Panic Disorder: Case Studies

Panic attacks can affect anyone given the right circumstances. They are frightening events, ones that routine life cannot prepare us for. Small wonder that a panic attack is never forgotten, and it is the very intensity of these attacks that make us all so vulnerable to succumbing to a life filled with anxiety and punctuated by panic.

When Mandy gave birth to her second child, the birth was unexpectedly complicated and what started as a natural birth ended up as a C-section and a baby in intensive care. However, the hospital staff were excellent and Mandy’s little daughter came home after three weeks to meet her older sister and the rest of the extended family. Relieved, Mandy and her husband settled down to the task of bringing u daughter number two.

Mandy was a little tired and run down, but she naturally put it down to the traumatic time she experienced during the birth followed by the worry about her newborn daughter together with the constant trips to the hospital and back. One day, after her husband came home from work, Mandy raced down to the local supermarket alone, so she could quickly pick up a few items for dinner.

At the end of the first aisle she started to feel a little unwell, but pushed on with her shopping. By the time she got to the checkout, she was feeling uncomfortably stressed. She felt a tremendous sense of impending dread. Putting it down to tiredness, she continued unpacking her items from the trolley.

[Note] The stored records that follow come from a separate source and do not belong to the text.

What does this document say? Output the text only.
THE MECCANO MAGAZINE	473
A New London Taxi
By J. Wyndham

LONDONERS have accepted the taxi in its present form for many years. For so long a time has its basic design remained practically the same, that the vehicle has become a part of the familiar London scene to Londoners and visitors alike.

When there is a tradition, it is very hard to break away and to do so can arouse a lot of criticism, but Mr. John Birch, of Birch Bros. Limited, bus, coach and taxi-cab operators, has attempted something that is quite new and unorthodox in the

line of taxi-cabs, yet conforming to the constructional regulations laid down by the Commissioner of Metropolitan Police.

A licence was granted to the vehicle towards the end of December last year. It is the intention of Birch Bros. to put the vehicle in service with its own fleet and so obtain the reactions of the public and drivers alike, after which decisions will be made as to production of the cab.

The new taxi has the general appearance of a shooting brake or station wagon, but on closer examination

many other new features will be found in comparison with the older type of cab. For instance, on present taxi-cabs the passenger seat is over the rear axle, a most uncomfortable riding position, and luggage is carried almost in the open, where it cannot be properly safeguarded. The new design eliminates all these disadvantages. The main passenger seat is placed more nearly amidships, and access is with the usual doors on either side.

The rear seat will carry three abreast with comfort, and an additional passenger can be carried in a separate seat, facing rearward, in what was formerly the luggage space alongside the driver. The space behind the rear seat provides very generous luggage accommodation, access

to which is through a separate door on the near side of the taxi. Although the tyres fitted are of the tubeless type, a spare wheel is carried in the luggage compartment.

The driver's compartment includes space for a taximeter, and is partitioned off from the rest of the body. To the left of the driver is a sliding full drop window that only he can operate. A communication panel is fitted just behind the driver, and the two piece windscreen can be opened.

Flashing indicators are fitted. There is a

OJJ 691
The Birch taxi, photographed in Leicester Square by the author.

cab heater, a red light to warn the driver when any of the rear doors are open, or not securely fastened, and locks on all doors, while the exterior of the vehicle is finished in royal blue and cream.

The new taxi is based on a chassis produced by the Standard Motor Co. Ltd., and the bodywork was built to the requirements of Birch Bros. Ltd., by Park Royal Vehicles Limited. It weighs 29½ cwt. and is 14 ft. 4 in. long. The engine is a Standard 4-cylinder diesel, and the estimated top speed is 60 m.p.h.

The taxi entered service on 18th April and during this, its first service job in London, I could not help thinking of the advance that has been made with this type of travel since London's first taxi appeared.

That was when the first attack hit her. She couldn’t breathe; her heart raced and felt like it would explode into the checkout operator’s face. Her legs almost crumpled from under her and she badly wanted to run out of the shop, scream, or grab somebody to help her. She didn’t know what was happening to her. All she knew was that she felt like she was going to die. She grabbed the items she needed, threw them into a bag, somehow managed to toss some cash at the operator and fled from the shop. Back in the car she settled down a little, but she still felt terrible. She slowly drove home but by the time she pulled into her driveway she felt almost her old self again. She promptly forgot about the ordeal after a day or so.

Unfortunately her brain didn’t. The following week, Mandy was at the traffic lights with a wailing baby in the back seat. Next minute, another panic attack engulfed her and she sat, trapped in the car, unable to move due to the traffic. It was all she could do to pull over to the side of the road. She phoned a friend on her cell phone who came to get her.

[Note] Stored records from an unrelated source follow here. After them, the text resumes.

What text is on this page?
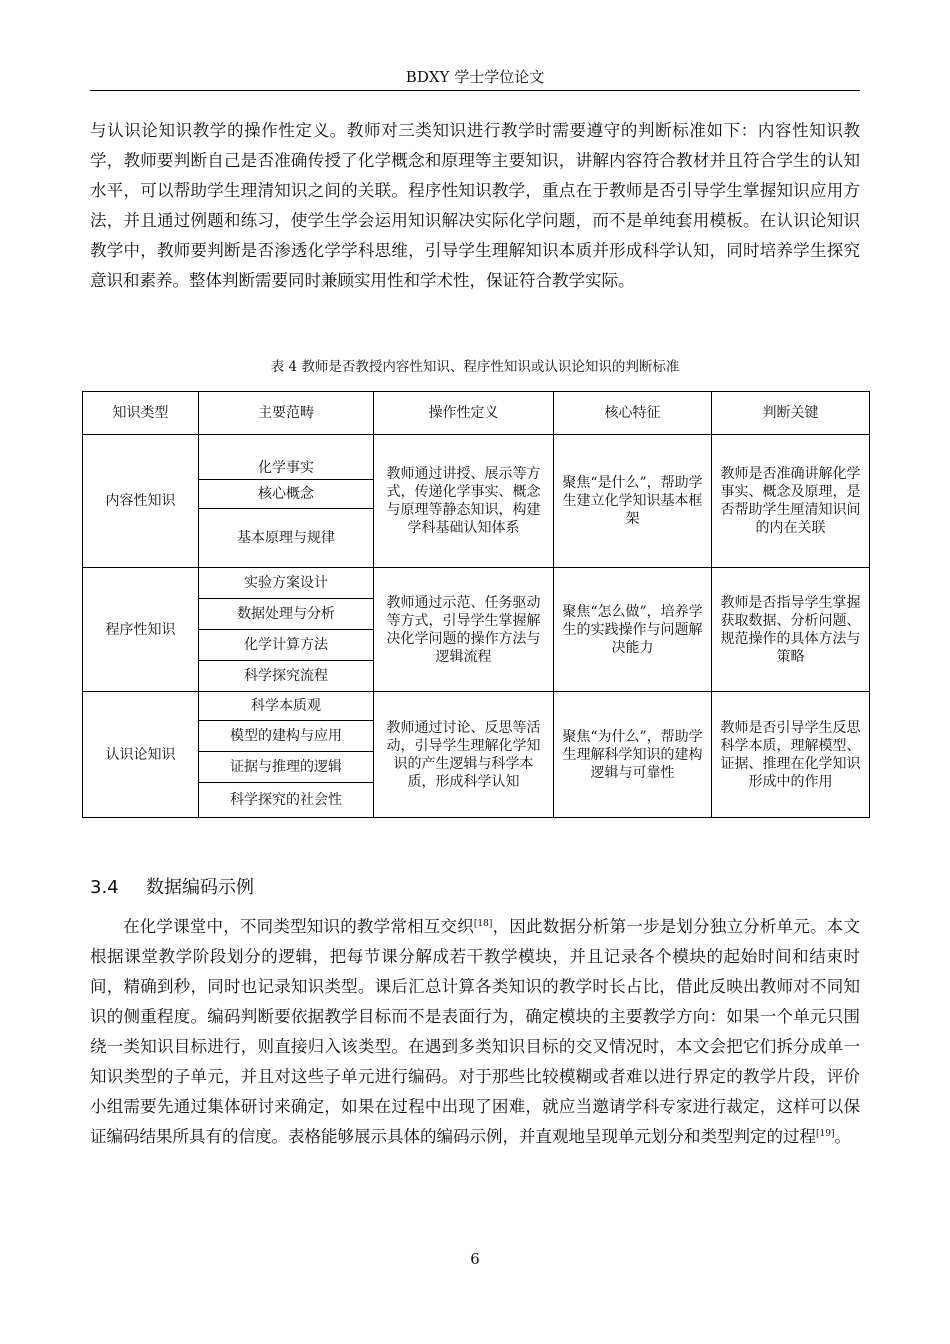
BDXY 学士学位论文

与认识论知识教学的操作性定义。教师对三类知识进行教学时需要遵守的判断标准如下：内容性知识教学，教师要判断自己是否准确传授了化学概念和原理等主要知识，讲解内容符合教材并且符合学生的认知水平，可以帮助学生理清知识之间的关联。程序性知识教学，重点在于教师是否引导学生掌握知识应用方法，并且通过例题和练习，使学生学会运用知识解决实际化学问题，而不是单纯套用模板。在认识论知识教学中，教师要判断是否渗透化学学科思维，引导学生理解知识本质并形成科学认知，同时培养学生探究意识和素养。整体判断需要同时兼顾实用性和学术性，保证符合教学实际。

表 4 教师是否教授内容性知识、程序性知识或认识论知识的判断标准
知识类型	主要范畴	操作性定义	核心特征	判断关键
内容性知识	化学事实	教师通过讲授、展示等方式，传递化学事实、概念与原理等静态知识，构建学科基础认知体系	聚焦“是什么”，帮助学生建立化学知识基本框架	教师是否准确讲解化学事实、概念及原理，是否帮助学生厘清知识间的内在关联
	核心概念			
	基本原理与规律			
程序性知识	实验方案设计	教师通过示范、任务驱动等方式，引导学生掌握解决化学问题的操作方法与逻辑流程	聚焦“怎么做”，培养学生的实践操作与问题解决能力	教师是否指导学生掌握获取数据、分析问题、规范操作的具体方法与策略
	数据处理与分析			
	化学计算方法			
	科学探究流程			
认识论知识	科学本质观	教师通过讨论、反思等活动，引导学生理解化学知识的产生逻辑与科学本质，形成科学认知	聚焦“为什么”，帮助学生理解科学知识的建构逻辑与可靠性	教师是否引导学生反思科学本质，理解模型、证据、推理在化学知识形成中的作用
	模型的建构与应用			
	证据与推理的逻辑			
	科学探究的社会性			
3.4 数据编码示例

在化学课堂中，不同类型知识的教学常相互交织[18]，因此数据分析第一步是划分独立分析单元。本文根据课堂教学阶段划分的逻辑，把每节课分解成若干教学模块，并且记录各个模块的起始时间和结束时间，精确到秒，同时也记录知识类型。课后汇总计算各类知识的教学时长占比，借此反映出教师对不同知识的侧重程度。编码判断要依据教学目标而不是表面行为，确定模块的主要教学方向：如果一个单元只围绕一类知识目标进行，则直接归入该类型。在遇到多类知识目标的交叉情况时，本文会把它们拆分成单一知识类型的子单元，并且对这些子单元进行编码。对于那些比较模糊或者难以进行界定的教学片段，评价小组需要先通过集体研讨来确定，如果在过程中出现了困难，就应当邀请学科专家进行裁定，这样可以保证编码结果所具有的信度。表格能够展示具体的编码示例，并直观地呈现单元划分和类型判定的过程[19]。

6
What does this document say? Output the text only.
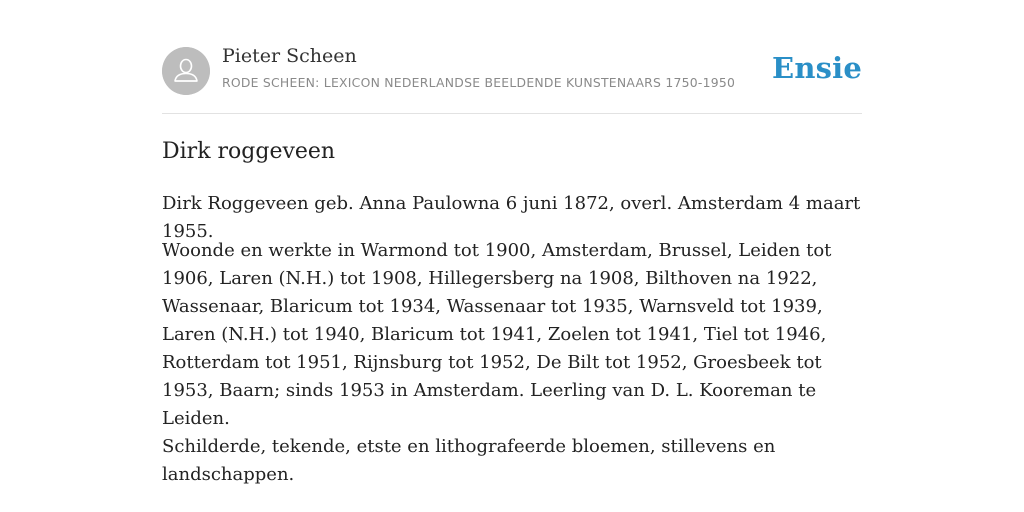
Pieter Scheen
RODE SCHEEN: LEXICON NEDERLANDSE BEELDENDE KUNSTENAARS 1750-1950 Ensie
Dirk roggeveen

Dirk Roggeveen geb. Anna Paulowna 6 juni 1872, overl. Amsterdam 4 maart 1955.

Woonde en werkte in Warmond tot 1900, Amsterdam, Brussel, Leiden tot 1906, Laren (N.H.) tot 1908, Hillegersberg na 1908, Bilthoven na 1922, Wassenaar, Blaricum tot 1934, Wassenaar tot 1935, Warnsveld tot 1939, Laren (N.H.) tot 1940, Blaricum tot 1941, Zoelen tot 1941, Tiel tot 1946, Rotterdam tot 1951, Rijnsburg tot 1952, De Bilt tot 1952, Groesbeek tot 1953, Baarn; sinds 1953 in Amsterdam. Leerling van D. L. Kooreman te Leiden.

Schilderde, tekende, etste en lithografeerde bloemen, stillevens en landschappen.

Mandy’s attacks continued to occur and Mandy quickly learned to avoid any situation where another attack could occur. Her daughter is now in school and Mandy is unable to take her there and relies on a friendly neighbor to take her daughter to school and back. Mandy seldom leaves the house and only in the company of her husband. Mandy has developed Panic Disorder with Agoraphobia.

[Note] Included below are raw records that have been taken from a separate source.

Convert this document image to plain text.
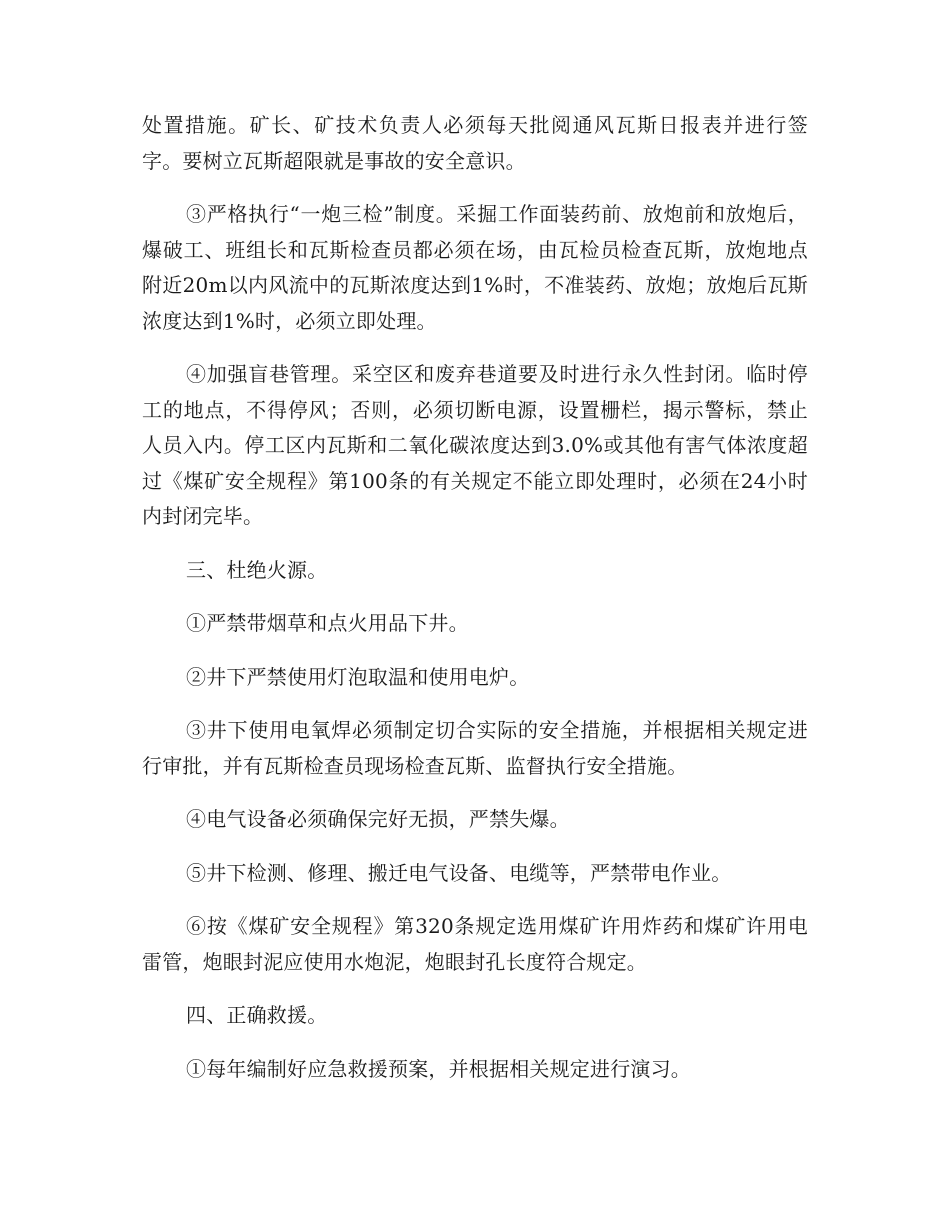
处置措施。矿长、矿技术负责人必须每天批阅通风瓦斯日报表并进行签字。要树立瓦斯超限就是事故的安全意识。

③严格执行“一炮三检”制度。采掘工作面装药前、放炮前和放炮后，爆破工、班组长和瓦斯检查员都必须在场，由瓦检员检查瓦斯，放炮地点附近20m以内风流中的瓦斯浓度达到1%时，不准装药、放炮；放炮后瓦斯浓度达到1%时，必须立即处理。

④加强盲巷管理。采空区和废弃巷道要及时进行永久性封闭。临时停工的地点，不得停风；否则，必须切断电源，设置栅栏，揭示警标，禁止人员入内。停工区内瓦斯和二氧化碳浓度达到3.0%或其他有害气体浓度超过《煤矿安全规程》第100条的有关规定不能立即处理时，必须在24小时内封闭完毕。

三、杜绝火源。

①严禁带烟草和点火用品下井。

②井下严禁使用灯泡取温和使用电炉。

③井下使用电氧焊必须制定切合实际的安全措施，并根据相关规定进行审批，并有瓦斯检查员现场检查瓦斯、监督执行安全措施。

④电气设备必须确保完好无损，严禁失爆。

⑤井下检测、修理、搬迁电气设备、电缆等，严禁带电作业。

⑥按《煤矿安全规程》第320条规定选用煤矿许用炸药和煤矿许用电雷管，炮眼封泥应使用水炮泥，炮眼封孔长度符合规定。

四、正确救援。

①每年编制好应急救援预案，并根据相关规定进行演习。
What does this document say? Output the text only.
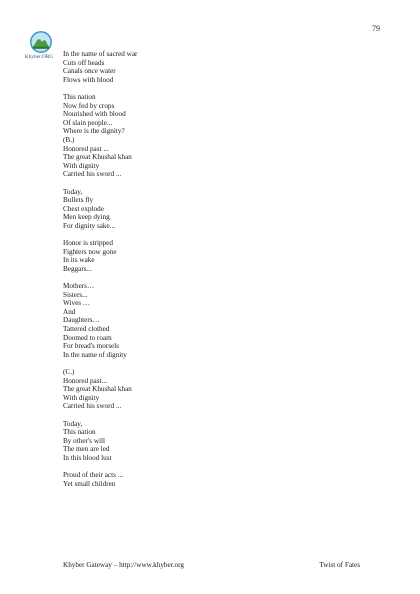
79
Khyber.ORG	In the name of sacred war
Cuts off heads
Canals once water
Flows with blood
This nation
Now fed by crops
Nourished with blood
Of slain people...
Where is the dignity?
(B.)
Honored past ...
The great Khushal khan
With dignity
Carried his sword ...
Today,
Bullets fly
Chest explode
Men keep dying
For dignity sake...
Honor is stripped
Fighters now gone
In its wake
Beggars...
Mothers…
Sisters...
Wives …
And
Daughters…
Tattered clothed
Doomed to roam
For bread's morsels
In the name of dignity
(C.)
Honored past...
The great Khushal khan
With dignity
Carried his sword ...
Today,
This nation
By other's will
The men are led
In this blood lust
Proud of their acts ...
Yet small children
Khyber Gateway – http://www.khyber.org	Twist of Fates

Not all cases of PDA are as severe as Mandy’s. Craig also suffers from Panic Disorder but is able to attend work. However due to his disorder he takes the same route to work each day as going outside of familiar territory can spark an attack. In social occasions, he always sits in a position where he can readily escape should a panic attack occur. Although not as badly affected as Mandy, Craig’s quality of life is diminished.

Treatment is available for both Mandy and Craig and we will explore treatment options in coming articles.